# Linking Projectors



## jlw6e (Jan 24, 2013)

I am doing the musical Alice in Wonderland and want to just use projectors to create the Wonderland and other stuff (I don't want to build anything, except for flats with white sheets on them or whatever works best). Show is in May and I want to be able to run three to four projectors from one or two computers. The deal is that I want to be able to run different images from my computer. So lets say I have two projectors running from one computer, one projector stage left and the other stage right. The image on stage left will be slightly different from the image of stage right. Any thoughts? Thanks!

Jordan


----------



## Morte615 (Jan 24, 2013)

You can do this from QLab if you get a powerful enough computer that has multiple video outputs. Last summer we had 4 projectors and the computer monitor running all at the same time with different images. Though we did notice that at times the computer would lock up and then unlock and whatever was on the screen would just disappear until the next image was sent. This was really noticeable only during one scene but I still think it was a matter of settings on the computer and not anything to do with the hardware (though they wouldn't let me near the computer, to afraid of something happening to the "show" computer. Can't blame them about that but I did come from the computer world before entering theater so I do know my way around a computer)

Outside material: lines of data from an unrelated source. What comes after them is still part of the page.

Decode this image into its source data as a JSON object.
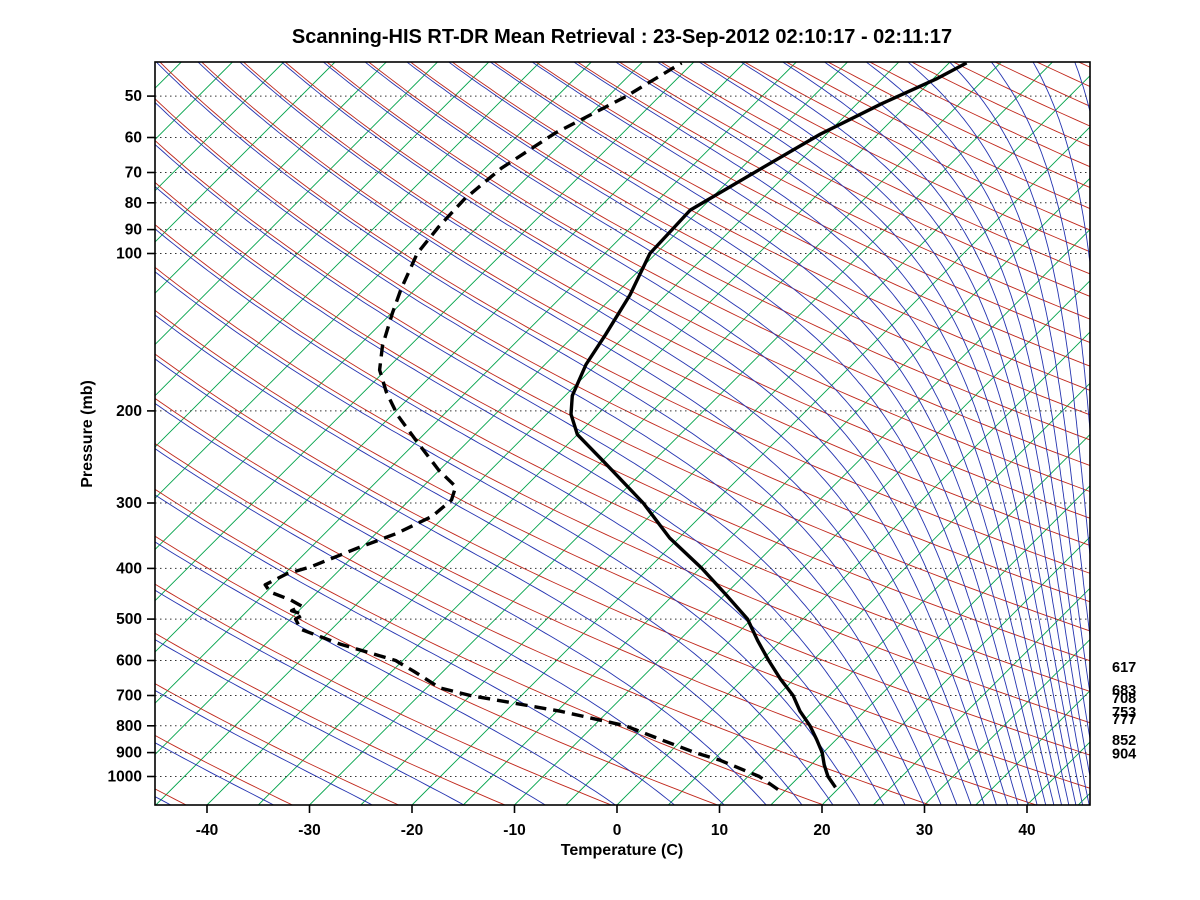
{
  "chart_data": {
    "type": "line",
    "title": "Scanning-HIS RT-DR Mean Retrieval : 23-Sep-2012 02:10:17 - 02:11:17",
    "xlabel": "Temperature (C)",
    "ylabel": "Pressure (mb)",
    "x_ticks": [
      -40,
      -30,
      -20,
      -10,
      0,
      10,
      20,
      30,
      40
    ],
    "y_ticks": [
      50,
      60,
      70,
      80,
      90,
      100,
      200,
      300,
      400,
      500,
      600,
      700,
      800,
      900,
      1000
    ],
    "x_range_at_surface_c": [
      -45,
      46
    ],
    "pressure_range_mb": [
      43,
      1134
    ],
    "skew_slope": 1.0,
    "grid": "horizontal-dotted",
    "legend": "none",
    "series": [
      {
        "name": "temperature",
        "line": "solid",
        "color": "#000000",
        "points_p_t": [
          [
            1049,
            19.6
          ],
          [
            1000,
            17.8
          ],
          [
            950,
            16.3
          ],
          [
            900,
            14.9
          ],
          [
            850,
            13.1
          ],
          [
            800,
            11.1
          ],
          [
            750,
            8.7
          ],
          [
            700,
            6.5
          ],
          [
            650,
            3.6
          ],
          [
            600,
            0.7
          ],
          [
            550,
            -2.3
          ],
          [
            500,
            -5.4
          ],
          [
            450,
            -9.8
          ],
          [
            400,
            -14.8
          ],
          [
            350,
            -20.9
          ],
          [
            300,
            -26.9
          ],
          [
            250,
            -34.8
          ],
          [
            222,
            -40.0
          ],
          [
            203,
            -42.6
          ],
          [
            187,
            -44.3
          ],
          [
            163,
            -46.0
          ],
          [
            143,
            -47.0
          ],
          [
            120,
            -48.5
          ],
          [
            100,
            -50.6
          ],
          [
            82.6,
            -50.9
          ],
          [
            68.7,
            -48.0
          ],
          [
            59.1,
            -45.6
          ],
          [
            51.7,
            -42.6
          ],
          [
            46.4,
            -39.7
          ],
          [
            43.2,
            -38.3
          ]
        ]
      },
      {
        "name": "dew_point",
        "line": "dashed",
        "color": "#000000",
        "points_p_t": [
          [
            1059,
            14.2
          ],
          [
            1000,
            11.1
          ],
          [
            931,
            5.7
          ],
          [
            900,
            2.5
          ],
          [
            850,
            -2.1
          ],
          [
            800,
            -6.9
          ],
          [
            750,
            -14.7
          ],
          [
            700,
            -25.0
          ],
          [
            677,
            -28.7
          ],
          [
            629,
            -32.9
          ],
          [
            600,
            -35.7
          ],
          [
            559,
            -42.6
          ],
          [
            523,
            -48.0
          ],
          [
            500,
            -49.5
          ],
          [
            490,
            -49.2
          ],
          [
            482,
            -50.7
          ],
          [
            472,
            -50.2
          ],
          [
            460,
            -51.8
          ],
          [
            444,
            -54.6
          ],
          [
            430,
            -55.8
          ],
          [
            410,
            -54.8
          ],
          [
            397,
            -53.1
          ],
          [
            366,
            -50.4
          ],
          [
            343,
            -48.0
          ],
          [
            318,
            -46.2
          ],
          [
            296,
            -45.9
          ],
          [
            279,
            -46.8
          ],
          [
            260,
            -50.0
          ],
          [
            227,
            -55.3
          ],
          [
            204,
            -59.4
          ],
          [
            184,
            -62.8
          ],
          [
            167,
            -65.6
          ],
          [
            150,
            -67.7
          ],
          [
            130,
            -69.9
          ],
          [
            117,
            -71.4
          ],
          [
            100,
            -73.3
          ],
          [
            89,
            -73.8
          ],
          [
            78.7,
            -74.0
          ],
          [
            68.7,
            -73.4
          ],
          [
            58.9,
            -71.6
          ],
          [
            50.2,
            -68.3
          ],
          [
            43.2,
            -66.1
          ]
        ]
      }
    ],
    "background": {
      "isotherms": {
        "min": -115,
        "max": 45,
        "step": 5,
        "color": "#00A24A"
      },
      "dry_adiabats": {
        "min": 223,
        "max": 603,
        "step": 10,
        "color": "#C0271B"
      },
      "moist_adiabats": {
        "min": 223,
        "max": 603,
        "step": 10,
        "color": "#2433B0"
      }
    },
    "right_pressure_labels": [
      617,
      683,
      708,
      753,
      777,
      852,
      904
    ]
  }
}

I would probably say that 4 projectors would be my limit though to use with QLab, any more than that and I would look at a media server that would allow you to have more inputs and outputs. And a media server is built to handle multiple High Definition video sources.


----------



## Grog12 (Jan 24, 2013)

I've done this successfully using Keynote and digital zoom on high end projectors.


----------



## dbaxter (Jan 24, 2013)

Unless you are using a strong computer (I5 or greater) and a more powerful video card than I know about, I would be suspect driving more than 2 projectors plus the main monitor with one computer. You will probably need to network in a second computer to do the four images. We drove 6 separate images for our production of Tommy. Here is a uTube link. Disclosure - we were using Cue Player software and three computers. You may PM me for more details.


----------



## ruinexplorer (Jan 25, 2013)

Do you already have some of the equipment or do you still need to acquire it? Do you have a budget in mind for this project? I am assuming that it will be rather low since you are using basic flats instead of screens.

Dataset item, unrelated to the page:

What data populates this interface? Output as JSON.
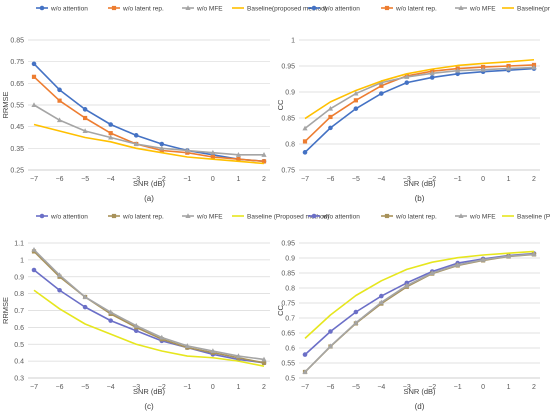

In general, a desktop will be better than a laptop. Qlab is a good option for control since it has a rather inexpensive rental option, but it requires that you use Mac computers.


----------



## Brandofhawk (Jan 25, 2013)

My thoughts on projections:
Projections seem like it could be a very cheap way to do things, but there is a lot of headache involved so you have to weigh the pain/trouble/time against the cheapness of doing it. Especially if it is your only scenic element, because what happens when the projections go down? (Depending on the stability of the system, it can happen all the time or never). Make sure you think through projections well before your tech. (And it seems you are!  , but this is just the tip of the iceberg). If it is your first time doing projection for theatrical purposes, than I suggest you start working on the system now to try and head off any potential problems. 

Determine what you may need/want the projections to do, so you can figure out how to make it do all those things. 
Do you want video playing in the background?
Do you want static images?
Do you want a combination?
How does the different Media shift between the two?
Is it a hit play at the beginning? Or do you need cues to change on cue? 
And many more...

Each of these questions opens and closes options to what the system you need to build.



My advice is look into systems where you can control what is being displayed and when. Hippotizer and Watchout and Qlab (professional license) are three programs which I personally know of for displaying on multiple screens with advanced capabilities. Powerpoint would let you control one screen from one computer with limited control. 


So In college we used Dataton's Watchout system. It works pretty good, but to be able to use it can be pretty expensive (to buy). 

Dataton | www.dataton.com
Green Hippo - The worlds best solution for realtime video playback on events worldwide
Figure 53 | QLab | Live Show Control for Mac OS X

Good news is, you can rent it from companies and they may have technicians to send out or call if you don't know what is going on and it may better fit your budgets. Look on their website, and you can find a list of places to buy / rent it.

I don't mean to sound discouraging or anything of the sort. I'm just trying to start you thinking about all the variables for your production to have as little headache as possible. It probably also sounds very negative because I am currently working on a production where 3 days before opening they came and said "so we want to do projections" and didn't think about how to control the media to look seamless on the projector... resulting in this late night, the night before opening. I would personally love it if you did this and then showed us some images of the production, because projected media is the newest kid in town (stealing lighting's thunder). 

As for placement of the projectors, there are a lot of options. You can rear project, or front project. You can mount them on their sides to make a portrait or keep them straight on to make them landscape. you can mount them from the ceiling, or place them on the floor. You also will need to figure out which projectors you are using and their throw distances and how bright they are going to be when you have stage light on your actors bouncing back onto those white walls. Projection Calculator Pro - Projector to Screen Distance This website will let you know the answer to some of those questions.

I also will offer up my advice and help as far as I can give it with my knowledge of projections and my ridiculous questions of abstractness / troubleshooting. 

So you know where I am coming from, I have worked with computers my entire life, and have been working with projections in theater at school for the past 3 years. I've worked on productions varying from 1 projector running powerpoint, to a 6 projector, 6 live feed cameras, traveling via Ethernet across two different spaces (3 live vid from one space, and 3 live vid back. Sound also sent between the two... it was quite a headache).


----------